Une «offensive transphobe» pour le Nouveau Front populaire

Une petite subtilité législative sur laquelle patinent quelques insoumis dans leurs condamnations des propos du président. A l’image de Jean-Luc Mélenchon qui estime que le changement de genre en mairie «existe déjà dans la loi». «Les propos du Président sur le changement de genre officiel sont indignes. Cette possibilité existe déjà dans la loi», écrit-il sur X. L’ancien candidat à la présidentielle évoque en outre la «dose de souffrance que cela implique pour les personnes concernées». De quoi amener l’insoumis à s’interroger : «Le respect de l’autre et la compassion pour ses difficultés sont des valeurs des Lumières comme des religions. Pourquoi cette moquerie ?».

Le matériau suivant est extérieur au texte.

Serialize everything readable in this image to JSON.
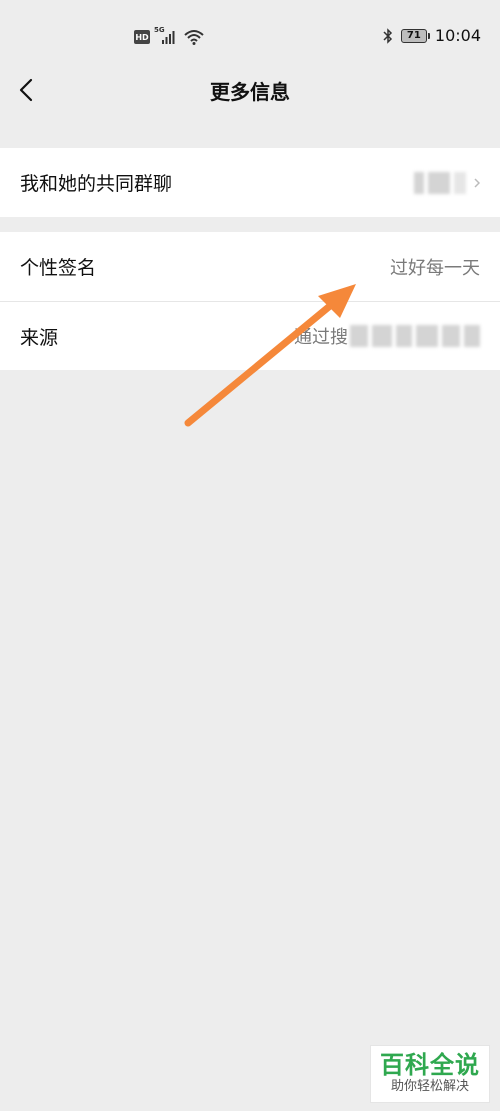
{
  "status_bar": {
    "hd": "HD",
    "network": "5G",
    "battery": "71",
    "time": "10:04"
  },
  "nav": {
    "title": "更多信息"
  },
  "group1": {
    "items": [
      {
        "label": "我和她的共同群聊",
        "value": ""
      }
    ]
  },
  "group2": {
    "items": [
      {
        "label": "个性签名",
        "value": "过好每一天"
      },
      {
        "label": "来源",
        "value": "通过搜"
      }
    ]
  },
  "annotation": {
    "color": "#f5883a"
  },
  "watermark": {
    "title": "百科全说",
    "subtitle": "助你轻松解决"
  }
}
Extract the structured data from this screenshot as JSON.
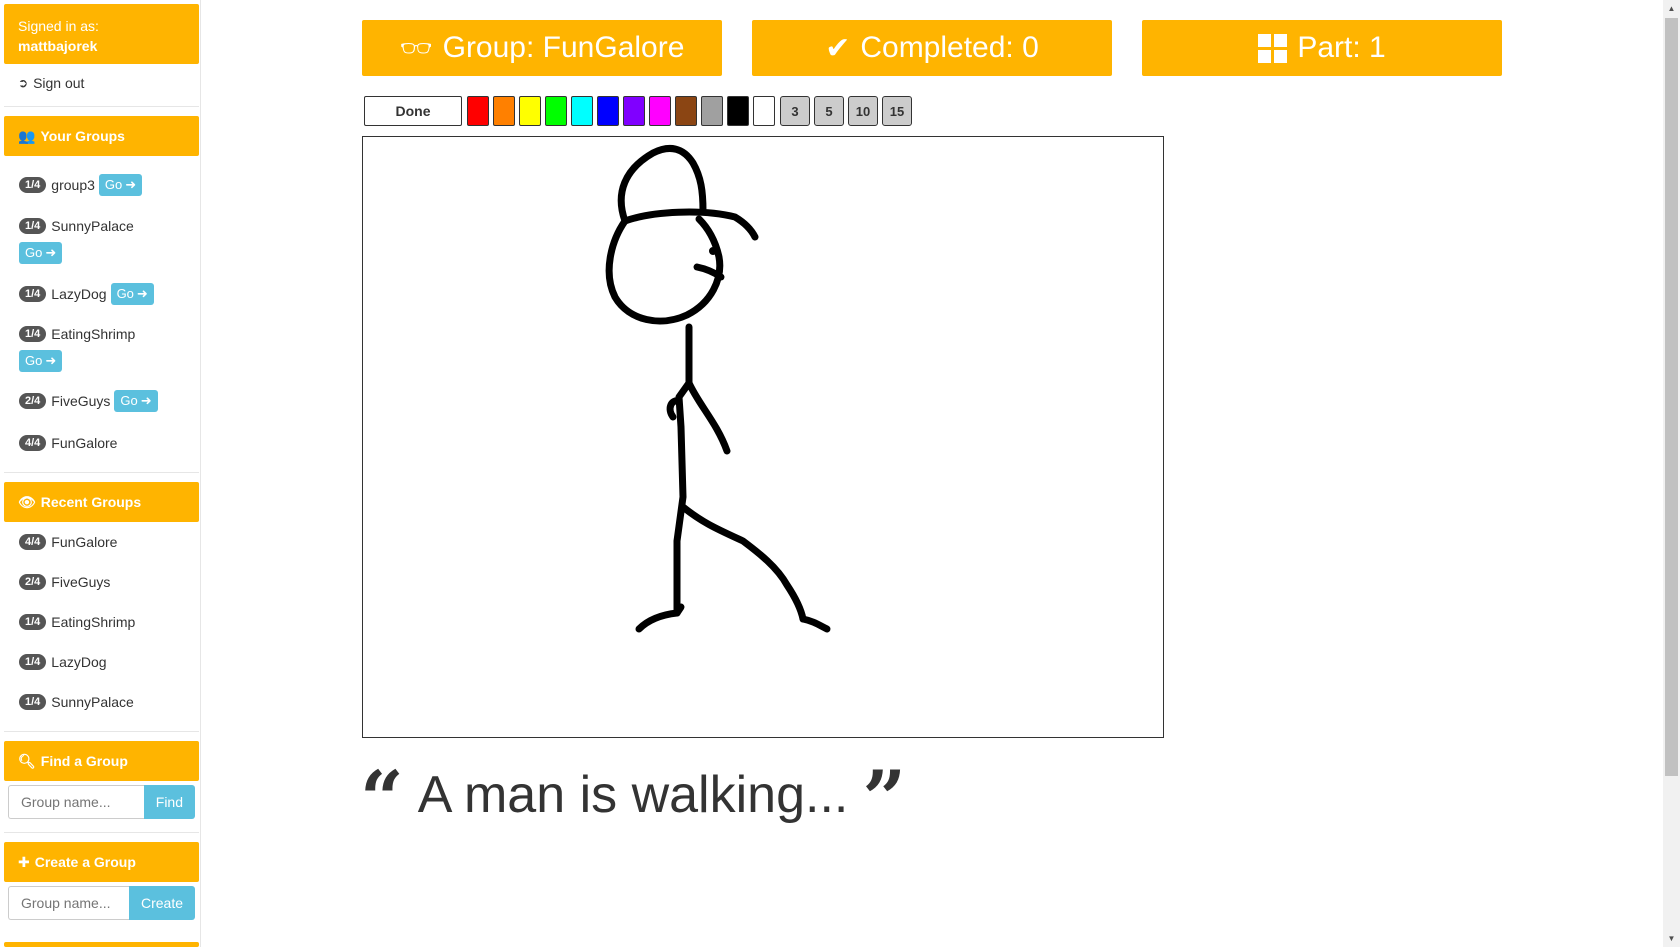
{
  "sidebar": {
    "signed_in_label": "Signed in as:",
    "username": "mattbajorek",
    "sign_out": "Sign out",
    "your_groups_header": "Your Groups",
    "your_groups": [
      {
        "badge": "1/4",
        "name": "group3",
        "go": "Go"
      },
      {
        "badge": "1/4",
        "name": "SunnyPalace",
        "go": "Go"
      },
      {
        "badge": "1/4",
        "name": "LazyDog",
        "go": "Go"
      },
      {
        "badge": "1/4",
        "name": "EatingShrimp",
        "go": "Go"
      },
      {
        "badge": "2/4",
        "name": "FiveGuys",
        "go": "Go"
      },
      {
        "badge": "4/4",
        "name": "FunGalore"
      }
    ],
    "recent_groups_header": "Recent Groups",
    "recent_groups": [
      {
        "badge": "4/4",
        "name": "FunGalore"
      },
      {
        "badge": "2/4",
        "name": "FiveGuys"
      },
      {
        "badge": "1/4",
        "name": "EatingShrimp"
      },
      {
        "badge": "1/4",
        "name": "LazyDog"
      },
      {
        "badge": "1/4",
        "name": "SunnyPalace"
      }
    ],
    "find_header": "Find a Group",
    "find_placeholder": "Group name...",
    "find_button": "Find",
    "create_header": "Create a Group",
    "create_placeholder": "Group name...",
    "create_button": "Create"
  },
  "stats": {
    "group": "Group: FunGalore",
    "completed": "Completed: 0",
    "part": "Part: 1"
  },
  "toolbar": {
    "done_label": "Done",
    "colors": [
      "#ff0000",
      "#ff8000",
      "#ffff00",
      "#00ff00",
      "#00ffff",
      "#0000ff",
      "#8000ff",
      "#ff00ff",
      "#8b4513",
      "#a0a0a0",
      "#000000",
      "#ffffff"
    ],
    "sizes": [
      "3",
      "5",
      "10",
      "15"
    ]
  },
  "caption": "A man is walking..."
}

L’eurodéputée LFI Manon Aubry, elle, déplore une «offensive transphobe» de la part du chef d’Etat. Sur la même plateforme, elle abonde : «Il a décidé de diriger la campagne de Jordan Bardella ou quoi ?». Une question que ne se pose même plus Clémence Guetté, députée LFI sortante du Val-de-Marne : «L’extrême droite n’a plus besoin de faire campagne. Macron fait le travail», assène-t-elle. Avant d’ajouter : «En pleine offensive transphobe, c’est irresponsable et immonde. Le Nouveau Front populaire est la seule alternative aux haines et aux discriminations». Chez les écolos, la sénatrice Mélanie Vogel préfère inviter à prendre du recul : «Ce n’est pas ‘ubuesque’et ce n’est pas ‘l’extrême-gauche’. C’est la condition de la liberté, de l’égalité, et de l’absence de discriminations.»

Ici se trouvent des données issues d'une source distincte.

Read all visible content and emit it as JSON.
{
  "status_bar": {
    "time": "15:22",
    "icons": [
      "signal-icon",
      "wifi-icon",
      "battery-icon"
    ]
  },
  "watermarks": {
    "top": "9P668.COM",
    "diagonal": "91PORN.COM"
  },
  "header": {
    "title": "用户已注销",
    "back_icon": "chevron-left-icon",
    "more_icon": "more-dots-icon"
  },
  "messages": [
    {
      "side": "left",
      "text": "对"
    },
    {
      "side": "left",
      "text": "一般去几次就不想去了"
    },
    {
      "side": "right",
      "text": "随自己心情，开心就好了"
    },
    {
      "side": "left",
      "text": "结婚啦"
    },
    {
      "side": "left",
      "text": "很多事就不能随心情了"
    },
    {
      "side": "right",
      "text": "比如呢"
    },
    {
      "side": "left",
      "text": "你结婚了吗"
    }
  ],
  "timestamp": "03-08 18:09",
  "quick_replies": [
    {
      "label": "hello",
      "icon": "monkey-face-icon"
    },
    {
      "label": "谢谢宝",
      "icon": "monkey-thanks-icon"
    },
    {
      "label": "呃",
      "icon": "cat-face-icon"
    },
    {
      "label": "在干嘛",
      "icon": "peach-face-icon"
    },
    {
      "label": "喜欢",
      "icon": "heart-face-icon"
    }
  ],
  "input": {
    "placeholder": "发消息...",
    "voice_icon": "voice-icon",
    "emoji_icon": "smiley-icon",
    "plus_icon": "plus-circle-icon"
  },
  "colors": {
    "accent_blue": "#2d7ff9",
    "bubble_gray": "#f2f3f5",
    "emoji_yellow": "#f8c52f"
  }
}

La déception de Marie Cau, première maire trans en France

Pour Marie Cau, première maire trans de France, les propos d’Emmanuel Macron déçoivent : «Monsieur le Président Emmanuel Macron, pas vous…», écrit l’élue (sans étiquette) de Tilloy-lez-Marchiennes. Avant de le recadrer : «Ne caricaturez pas les choses, on ne veut pas changer de sexe en mairie, mais changer la mention de genre sur nos papiers pour pouvoir vivre en paix, sans être discriminé et agressé.»

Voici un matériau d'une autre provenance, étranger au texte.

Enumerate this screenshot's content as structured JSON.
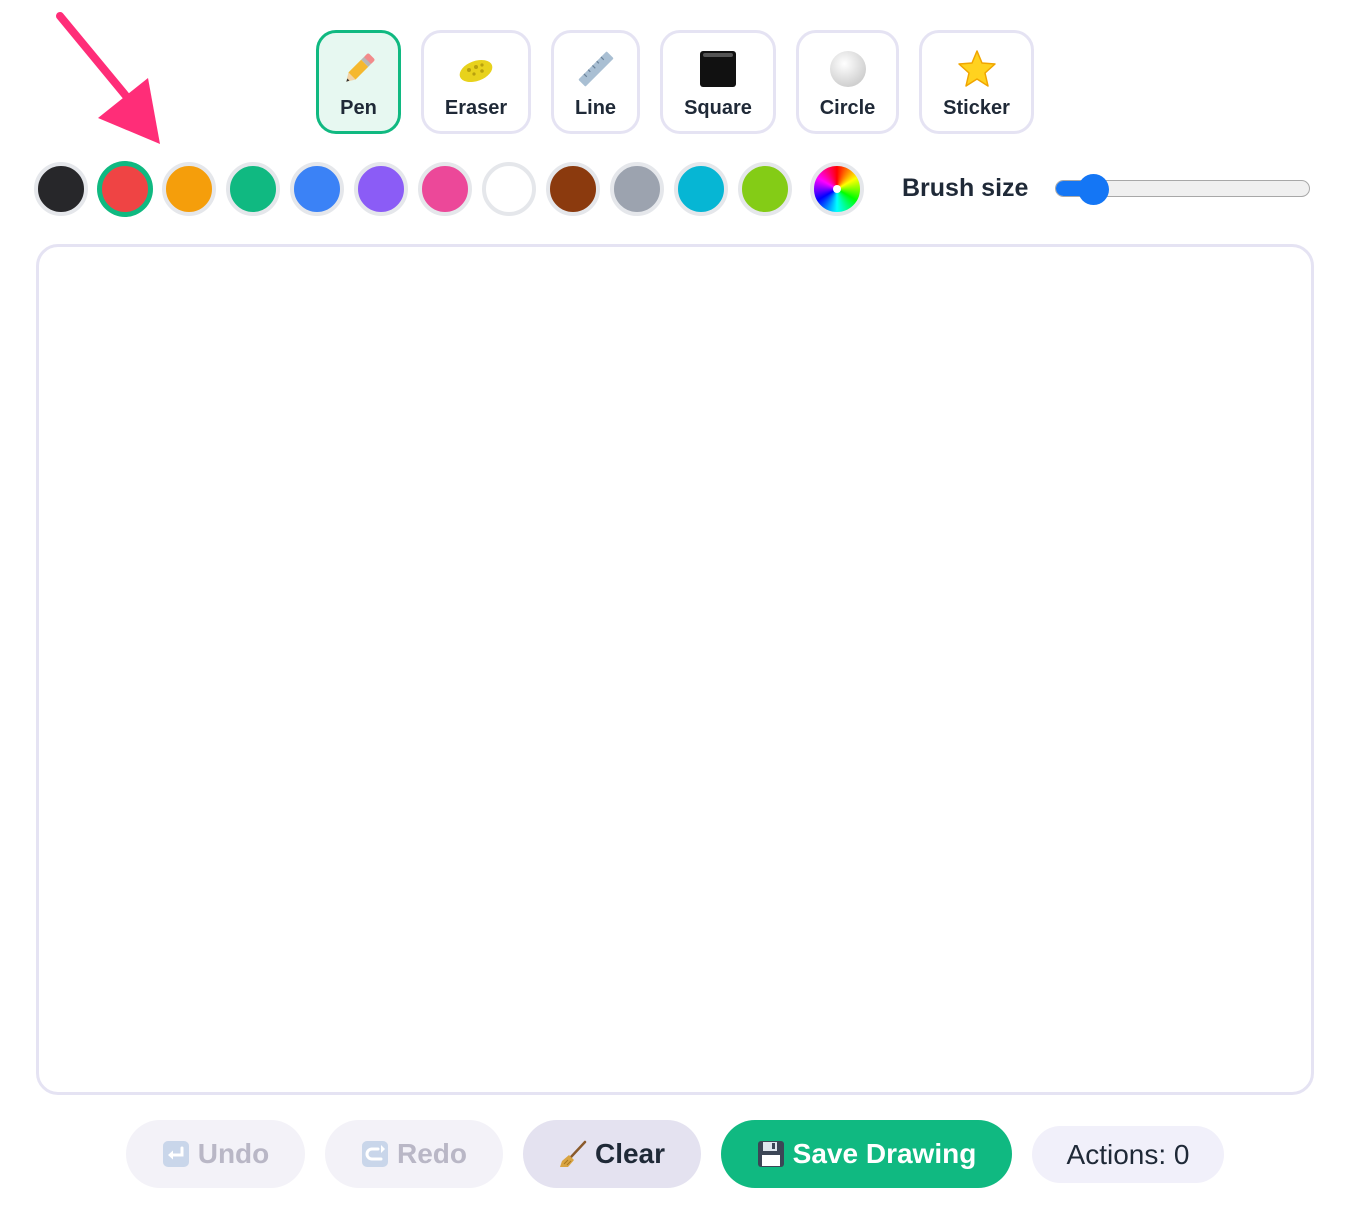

L’édile, en place depuis 2020, partage «l’humiliation» et la «dégradation» ressenties lors d’un passage devant un tribunal «pour obtenir la clémence de juges qui projettent sur nous leurs stéréotypes pour déterminer qui nous sommes». Et renouvelle son appel au chef de l’Etat : «Ne tombez pas dans les poncifs d’extrêmes droites et défendez les valeurs de la république Liberté, Egalité et Fraternité. Votre fonction l’impose.»

Choc et inquiétude pour les associations LGBT

Outre l’agacement, pour les associations LGBT +, les paroles du président inquiètent. Le président d’Inter-LGBT James Leperlier redoute auprès de l’AFP «un glissement dangereux» et la «porte ouverte vers des propositions de loi transphobes et LGBTphobes». «Ces propos sont très choquants, nous sommes atterrés […] C’est d’autant plus inquiétant vu le contexte actuel de transphobie : c’est ajouter de l’huile sur un feu qui est déjà ardent», confie le militant. Qui se projette : «C’est le signe qu’ils n’hésiteront pas à revenir sur nos droits, ne serait-ce que dans le débat, pour racoler des voix».

La peur est partagée par SOS Homophobie. «Emmanuel Macron convoque la transphobie pour attaquer les programmes de ses opposant.e.s politiques», réagit l’association sur son compte X. Qui en tire une déduction : «La stratégie est donc claire : instrumentaliser les minorités dans la course au pouvoir.»